There's another figure in the Hatje et al. paper that nicely illustrates the differences between various ways of calculating the number of protein-coding genes. The estimates by Gencode, Ensembl, and RefSeq have drifted downward so that they now cluster around 20,000 genes. Unfortunately, these three databases do not agree on the core number of genes—only about 19,000 are common to all three databases. Those estimates are based mostly on computer models of potential genes with help from human annotators.

CCDS, neXtProt, and PeptideAtlas are databases that require independent evidence that a potential gene is functional. Usually this means identifying the protein product [see How many proteins in the human proteome?, How many different proteins are made in a typical human cell?, How many proteins do humans make?]. These values are increasing over the years so that we can be confident that there are at least 19,000 protein-coding genes but probably not more than 20,000.

Thanks to Martin Kollmar for alerting me to this paper from his lab.

Hatje, K., Mühlhausen, S., Simm, D., and Kollmar, M. The Protein-Coding Human Genome: Annotating High-Hanging Fruits. BioEssays 1900066. [doi: 10.1002/bies.201900066]

Pertea, M., and Salzberg, S. (2010) Between a chicken and a grape: estimating the number of human genes. Genome biology, 11:206. [doi:10.1186/gb-2010-11-5-206]


  1. I wish there were some data in the big 24-year gap from 1966 to 1990 in the Hatje et al. plot (the second graph that you show here). Just representing it by a zigzaggy thingie on the horizontal axis gives too much visual impression of continuity.

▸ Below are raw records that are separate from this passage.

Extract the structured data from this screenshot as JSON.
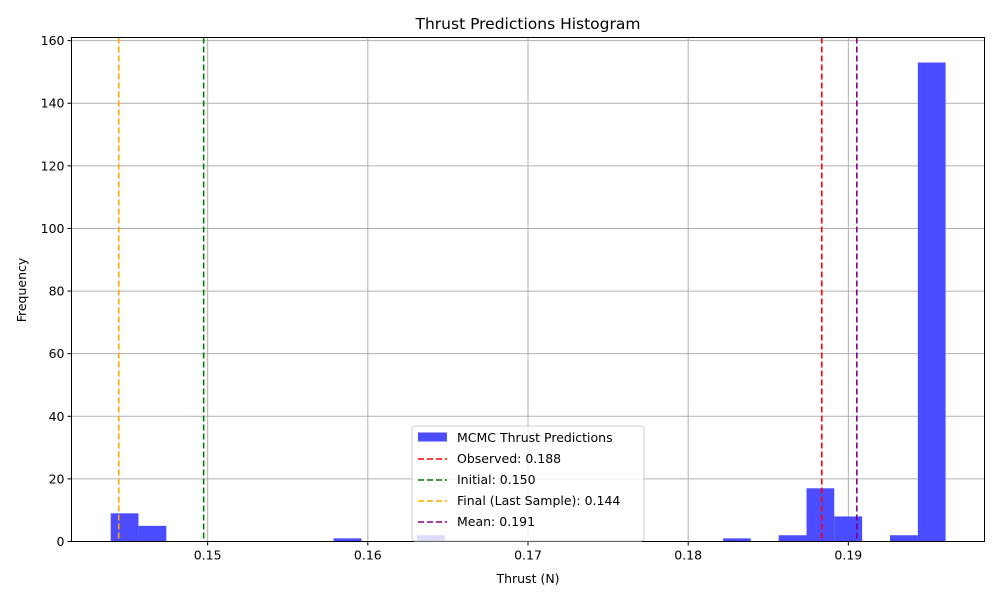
{
  "chart_data": {
    "type": "bar",
    "title": "Thrust Predictions Histogram",
    "xlabel": "Thrust (N)",
    "ylabel": "Frequency",
    "xlim": [
      0.1415,
      0.1985
    ],
    "ylim": [
      0,
      161
    ],
    "x_ticks": [
      {
        "value": 0.15,
        "label": "0.15"
      },
      {
        "value": 0.16,
        "label": "0.16"
      },
      {
        "value": 0.17,
        "label": "0.17"
      },
      {
        "value": 0.18,
        "label": "0.18"
      },
      {
        "value": 0.19,
        "label": "0.19"
      }
    ],
    "y_ticks": [
      {
        "value": 0,
        "label": "0"
      },
      {
        "value": 20,
        "label": "20"
      },
      {
        "value": 40,
        "label": "40"
      },
      {
        "value": 60,
        "label": "60"
      },
      {
        "value": 80,
        "label": "80"
      },
      {
        "value": 100,
        "label": "100"
      },
      {
        "value": 120,
        "label": "120"
      },
      {
        "value": 140,
        "label": "140"
      },
      {
        "value": 160,
        "label": "160"
      }
    ],
    "grid": true,
    "bar_color": "#4b4bff",
    "series": [
      {
        "name": "MCMC Thrust Predictions",
        "bins": [
          {
            "x0": 0.14395,
            "x1": 0.14568,
            "count": 9
          },
          {
            "x0": 0.14568,
            "x1": 0.14742,
            "count": 5
          },
          {
            "x0": 0.15786,
            "x1": 0.1596,
            "count": 1
          },
          {
            "x0": 0.16307,
            "x1": 0.16481,
            "count": 2
          },
          {
            "x0": 0.18218,
            "x1": 0.18391,
            "count": 1
          },
          {
            "x0": 0.18565,
            "x1": 0.18739,
            "count": 2
          },
          {
            "x0": 0.18739,
            "x1": 0.18912,
            "count": 17
          },
          {
            "x0": 0.18912,
            "x1": 0.19086,
            "count": 8
          },
          {
            "x0": 0.1926,
            "x1": 0.19434,
            "count": 2
          },
          {
            "x0": 0.19434,
            "x1": 0.19607,
            "count": 153
          }
        ]
      }
    ],
    "reference_lines": [
      {
        "name": "Observed: 0.188",
        "x": 0.18834,
        "color": "#ff0000"
      },
      {
        "name": "Initial: 0.150",
        "x": 0.14975,
        "color": "#008000"
      },
      {
        "name": "Final (Last Sample): 0.144",
        "x": 0.14445,
        "color": "#ffa500"
      },
      {
        "name": "Mean: 0.191",
        "x": 0.19053,
        "color": "#800080"
      }
    ],
    "legend": {
      "position": "lower center",
      "entries": [
        {
          "label": "MCMC Thrust Predictions",
          "kind": "patch",
          "color": "#4b4bff"
        },
        {
          "label": "Observed: 0.188",
          "kind": "dashed-line",
          "color": "#ff0000"
        },
        {
          "label": "Initial: 0.150",
          "kind": "dashed-line",
          "color": "#008000"
        },
        {
          "label": "Final (Last Sample): 0.144",
          "kind": "dashed-line",
          "color": "#ffa500"
        },
        {
          "label": "Mean: 0.191",
          "kind": "dashed-line",
          "color": "#800080"
        }
      ]
    }
  }
}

    Presumably the 1965 figure in that plot from "genome length / gene length" does not take stretches of junk into account, thus counting them as containing genes. If the gene lengths were computed from protein (and RNA sizes), they would be far too small and the gene count would be much higher. So the 1965 figure must somehow have taken intron lengths into account, even though they hadn't been discovered yet.

  2. One of the ways of estimating gene number was to assume that there were 5,000 genes in the fruit fly genome based on the idea that there was one gene per band in polytene chromosomes. Given the size of a gene from that assumption, Vogel estimated that there would be 60,000 genes in the human genome.

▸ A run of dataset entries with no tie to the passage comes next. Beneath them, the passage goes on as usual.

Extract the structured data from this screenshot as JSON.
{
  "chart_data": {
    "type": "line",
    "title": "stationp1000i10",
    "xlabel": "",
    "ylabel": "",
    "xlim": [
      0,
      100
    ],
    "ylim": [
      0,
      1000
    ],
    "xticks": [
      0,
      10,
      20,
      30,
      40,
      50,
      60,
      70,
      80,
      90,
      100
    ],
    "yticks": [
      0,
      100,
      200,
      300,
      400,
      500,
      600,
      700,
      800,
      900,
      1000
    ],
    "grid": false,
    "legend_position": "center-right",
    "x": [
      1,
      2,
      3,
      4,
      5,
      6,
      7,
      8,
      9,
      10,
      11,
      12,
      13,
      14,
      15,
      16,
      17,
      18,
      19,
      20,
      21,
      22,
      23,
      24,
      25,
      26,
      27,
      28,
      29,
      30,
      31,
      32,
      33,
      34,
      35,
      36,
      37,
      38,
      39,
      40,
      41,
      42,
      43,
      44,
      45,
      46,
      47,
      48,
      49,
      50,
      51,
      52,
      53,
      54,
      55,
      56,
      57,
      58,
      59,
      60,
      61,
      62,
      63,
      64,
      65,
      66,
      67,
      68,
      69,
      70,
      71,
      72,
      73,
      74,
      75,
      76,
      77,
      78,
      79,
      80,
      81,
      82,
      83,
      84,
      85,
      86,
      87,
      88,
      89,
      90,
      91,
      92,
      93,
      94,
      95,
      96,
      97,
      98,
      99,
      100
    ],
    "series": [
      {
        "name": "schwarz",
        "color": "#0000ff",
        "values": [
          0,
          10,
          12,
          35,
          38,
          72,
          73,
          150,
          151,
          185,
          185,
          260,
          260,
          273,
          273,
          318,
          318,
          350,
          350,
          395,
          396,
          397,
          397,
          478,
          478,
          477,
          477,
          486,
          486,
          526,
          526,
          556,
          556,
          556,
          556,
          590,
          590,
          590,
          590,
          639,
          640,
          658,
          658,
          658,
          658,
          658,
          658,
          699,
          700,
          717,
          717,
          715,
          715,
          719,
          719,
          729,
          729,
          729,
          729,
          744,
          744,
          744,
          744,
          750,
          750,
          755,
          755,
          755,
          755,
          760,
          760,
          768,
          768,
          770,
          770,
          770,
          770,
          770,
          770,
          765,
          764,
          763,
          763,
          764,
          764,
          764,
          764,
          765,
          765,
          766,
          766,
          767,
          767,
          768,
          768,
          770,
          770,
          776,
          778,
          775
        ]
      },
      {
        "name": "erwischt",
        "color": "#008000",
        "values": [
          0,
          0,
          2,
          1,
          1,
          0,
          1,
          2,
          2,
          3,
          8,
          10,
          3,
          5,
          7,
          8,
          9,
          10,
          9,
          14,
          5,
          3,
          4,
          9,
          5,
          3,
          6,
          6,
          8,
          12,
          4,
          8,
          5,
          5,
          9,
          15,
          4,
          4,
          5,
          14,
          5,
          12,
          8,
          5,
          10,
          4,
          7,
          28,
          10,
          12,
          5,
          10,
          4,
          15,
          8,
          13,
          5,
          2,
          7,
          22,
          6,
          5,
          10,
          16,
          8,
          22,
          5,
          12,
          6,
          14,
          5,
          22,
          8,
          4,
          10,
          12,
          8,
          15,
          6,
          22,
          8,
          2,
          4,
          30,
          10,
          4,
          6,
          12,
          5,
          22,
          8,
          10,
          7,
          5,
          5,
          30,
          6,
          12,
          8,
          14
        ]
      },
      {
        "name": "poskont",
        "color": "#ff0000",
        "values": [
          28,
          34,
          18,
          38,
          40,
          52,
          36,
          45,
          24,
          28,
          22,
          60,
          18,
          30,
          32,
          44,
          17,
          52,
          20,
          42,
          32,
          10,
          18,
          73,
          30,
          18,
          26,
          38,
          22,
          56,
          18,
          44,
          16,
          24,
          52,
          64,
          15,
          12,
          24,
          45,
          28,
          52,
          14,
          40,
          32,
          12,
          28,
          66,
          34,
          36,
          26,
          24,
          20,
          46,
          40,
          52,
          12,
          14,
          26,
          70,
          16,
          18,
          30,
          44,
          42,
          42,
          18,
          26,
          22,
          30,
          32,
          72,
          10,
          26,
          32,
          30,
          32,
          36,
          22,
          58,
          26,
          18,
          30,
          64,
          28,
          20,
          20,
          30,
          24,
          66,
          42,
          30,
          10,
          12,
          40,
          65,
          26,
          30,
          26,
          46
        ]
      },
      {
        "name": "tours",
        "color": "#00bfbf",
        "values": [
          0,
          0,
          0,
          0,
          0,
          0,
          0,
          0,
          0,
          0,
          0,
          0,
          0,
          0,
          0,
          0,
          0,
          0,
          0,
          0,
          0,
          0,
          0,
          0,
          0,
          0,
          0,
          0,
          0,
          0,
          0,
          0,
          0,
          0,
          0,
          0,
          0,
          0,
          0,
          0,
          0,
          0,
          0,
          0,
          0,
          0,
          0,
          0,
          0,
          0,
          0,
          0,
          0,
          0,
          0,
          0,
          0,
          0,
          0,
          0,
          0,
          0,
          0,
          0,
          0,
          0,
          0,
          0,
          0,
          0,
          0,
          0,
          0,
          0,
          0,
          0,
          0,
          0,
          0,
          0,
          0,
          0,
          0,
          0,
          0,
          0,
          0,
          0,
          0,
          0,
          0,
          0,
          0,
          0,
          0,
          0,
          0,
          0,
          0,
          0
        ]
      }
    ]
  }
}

    However, saturation mapping of parts of the Drosophila genome indicated that there were likely TWO genes per band, on average. By the late 1960s it was known that more than half the human genome was repetitive DNA and it was assumed that genes were confined to unique sequence DNA. Thus, the original estimate of 60,000 genes was still pretty good.

    Lots of people, including me, thought that humans were unlikely to have an order of magnitude more genes that fruit flies so the idea that humans had a few tens of thousands of genes was pretty popular among my friends in the 1970s.

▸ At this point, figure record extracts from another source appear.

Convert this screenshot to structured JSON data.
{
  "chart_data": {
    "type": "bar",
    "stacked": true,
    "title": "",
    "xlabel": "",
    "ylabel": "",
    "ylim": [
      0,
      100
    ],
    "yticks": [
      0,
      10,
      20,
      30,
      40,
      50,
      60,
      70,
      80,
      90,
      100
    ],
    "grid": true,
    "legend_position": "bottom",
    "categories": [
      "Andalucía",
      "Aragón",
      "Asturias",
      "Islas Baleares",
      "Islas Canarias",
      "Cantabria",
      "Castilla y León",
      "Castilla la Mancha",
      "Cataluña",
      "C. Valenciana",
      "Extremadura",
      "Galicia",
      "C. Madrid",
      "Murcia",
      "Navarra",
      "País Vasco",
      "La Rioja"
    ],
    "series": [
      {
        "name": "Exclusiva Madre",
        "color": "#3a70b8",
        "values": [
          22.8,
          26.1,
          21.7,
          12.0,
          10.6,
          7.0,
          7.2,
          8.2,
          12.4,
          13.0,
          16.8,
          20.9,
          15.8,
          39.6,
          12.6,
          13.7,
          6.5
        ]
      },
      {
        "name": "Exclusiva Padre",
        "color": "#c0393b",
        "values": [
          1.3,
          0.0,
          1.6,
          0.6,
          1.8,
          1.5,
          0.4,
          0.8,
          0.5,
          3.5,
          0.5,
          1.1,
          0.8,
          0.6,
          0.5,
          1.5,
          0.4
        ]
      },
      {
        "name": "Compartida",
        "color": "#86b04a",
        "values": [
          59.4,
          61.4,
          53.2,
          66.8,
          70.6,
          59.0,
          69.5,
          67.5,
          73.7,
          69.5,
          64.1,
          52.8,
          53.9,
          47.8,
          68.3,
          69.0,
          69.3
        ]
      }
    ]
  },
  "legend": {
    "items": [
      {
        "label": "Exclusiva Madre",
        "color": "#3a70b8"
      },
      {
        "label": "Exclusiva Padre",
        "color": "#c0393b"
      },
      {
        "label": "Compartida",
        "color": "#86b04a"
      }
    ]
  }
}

  3. Estimates of gene number based of RNA association kinetics (Rot curves) were quite popular in the early 1970s - not 1990 as the chart implies. These estimates came in at around 30,000 genes which agreed with the genetic load estimates.

  4. These three methods: (1) genetic load, (2) RNA association kinetics, and (3) dividing genome size by estimates of gene size, were the only methods available in the early 1970s. The numbers appeared to be consistent with sequence and genetic data throughout the 1980s so there was no reason to change the earlier estimates.

    The first large-scale sequence of a portion of the human genome was published in 1992. It covered 4,000 kb of the MHC locus and there were 100 genes in this region for an average of one gene every 40,000 bp. If you extrapolate to the entire genome there should be 80,000 genes but everyone knew that the MHC locus was unusually rich in genes and gen families. Thus it seemed likely that there were a lot fewer that 80,000 genes in the human genome.